A young girl practices gymnastics under the tutelage of a near-psychotic coach. Another studiously memorizes lists of light fittings. And they are part of a bizarre group whose leader assigns each member code names based on the Swiss Alps. From these mysterious beginnings, the audience is required to unpick exactly what this eccentric gang of four is up to and why. The resulting puzzle is similar in tone to director Yorgos Lanthimos’s unforgettable debut, “Dogtooth,” but this time we’re following several different characters in their respective stories and the dots are more difficult to join for a while.

Once we realize what’s going on, it’s an inventive allegorical conceit that’s impossible not to read without reference to Greece’s recent financial and societal problems, unfair though such a reading may be. Although the central idea is relatively original, it has been glimpsed in films before (without giving too much away: “Noriko’s Dinner Table”). But here it comes across as an apt metaphor for the deception at the heart of Greek society. Perhaps future generations may even see the Alps recruits as symbols for Greece at the beginning of the 21st century, pretending to be something it wasn’t for the benefit of its European Union overlords, learning its moves and lines like good pupils under the instruction of a harsh master.

Leaving aside these readings, the film at face value is not faultless.

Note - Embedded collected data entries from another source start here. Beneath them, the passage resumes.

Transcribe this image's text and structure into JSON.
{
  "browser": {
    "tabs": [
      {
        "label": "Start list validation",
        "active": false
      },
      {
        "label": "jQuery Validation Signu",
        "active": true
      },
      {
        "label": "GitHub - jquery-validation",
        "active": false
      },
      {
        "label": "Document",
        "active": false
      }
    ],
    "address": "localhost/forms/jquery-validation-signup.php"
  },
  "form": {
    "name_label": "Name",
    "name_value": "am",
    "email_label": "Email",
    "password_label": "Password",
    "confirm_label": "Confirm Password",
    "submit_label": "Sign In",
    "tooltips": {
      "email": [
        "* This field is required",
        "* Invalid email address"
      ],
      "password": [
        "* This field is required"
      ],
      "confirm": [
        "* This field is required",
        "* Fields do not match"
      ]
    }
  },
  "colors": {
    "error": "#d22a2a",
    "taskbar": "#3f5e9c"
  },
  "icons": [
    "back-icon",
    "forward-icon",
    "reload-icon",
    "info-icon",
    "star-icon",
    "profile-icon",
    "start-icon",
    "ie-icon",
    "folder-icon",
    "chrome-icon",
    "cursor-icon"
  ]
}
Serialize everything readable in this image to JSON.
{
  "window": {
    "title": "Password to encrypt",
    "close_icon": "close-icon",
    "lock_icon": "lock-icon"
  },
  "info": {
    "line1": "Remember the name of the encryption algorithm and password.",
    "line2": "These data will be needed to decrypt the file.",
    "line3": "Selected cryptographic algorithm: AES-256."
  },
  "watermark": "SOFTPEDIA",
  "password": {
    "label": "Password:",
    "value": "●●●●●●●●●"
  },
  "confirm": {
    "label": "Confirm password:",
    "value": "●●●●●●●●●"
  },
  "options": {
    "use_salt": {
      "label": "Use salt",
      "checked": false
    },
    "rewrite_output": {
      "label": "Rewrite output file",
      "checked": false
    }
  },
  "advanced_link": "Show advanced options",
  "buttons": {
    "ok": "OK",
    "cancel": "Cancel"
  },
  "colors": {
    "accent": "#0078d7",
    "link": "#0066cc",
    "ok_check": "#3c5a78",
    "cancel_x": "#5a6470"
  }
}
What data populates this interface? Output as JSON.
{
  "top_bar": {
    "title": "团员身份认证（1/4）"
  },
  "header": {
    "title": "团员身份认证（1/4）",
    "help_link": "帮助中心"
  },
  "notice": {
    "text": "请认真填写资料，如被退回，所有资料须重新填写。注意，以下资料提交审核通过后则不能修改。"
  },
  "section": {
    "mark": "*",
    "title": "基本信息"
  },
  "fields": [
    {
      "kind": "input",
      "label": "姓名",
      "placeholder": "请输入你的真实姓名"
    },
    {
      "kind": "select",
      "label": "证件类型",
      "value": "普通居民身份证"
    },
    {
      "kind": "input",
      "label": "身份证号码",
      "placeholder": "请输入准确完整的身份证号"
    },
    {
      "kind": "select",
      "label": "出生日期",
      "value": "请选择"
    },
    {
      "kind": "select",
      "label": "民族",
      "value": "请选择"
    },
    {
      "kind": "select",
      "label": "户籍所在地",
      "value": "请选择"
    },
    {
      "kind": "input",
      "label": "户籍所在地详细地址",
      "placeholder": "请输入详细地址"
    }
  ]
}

As a savage black comedy, it’s not quite as scabrous as it could be; and as a disturbing drama, it pales in comparison to “Dogtooth.” But it’s a great example of the driest, most deadpan comedy imaginable, reminiscent of the straight-faced Scandinavian humor evident in the films of Aki Kaurismäki or Roy Andersson.

What’s most heartening about the film is that it could signal evidence of a Greek art-film miniwave, with the Mr. Lanthimos-produced “Attenberg” simultaneously doing the festival rounds to acclaim. And although “Alps” itself might not be a masterwork, you gets the feeling it could be a developmental milestone in the emergence of significant European directorial talent, much as the flawed but fascinating early work of Lars von Trier and Michael Haneke paved the way for later classics.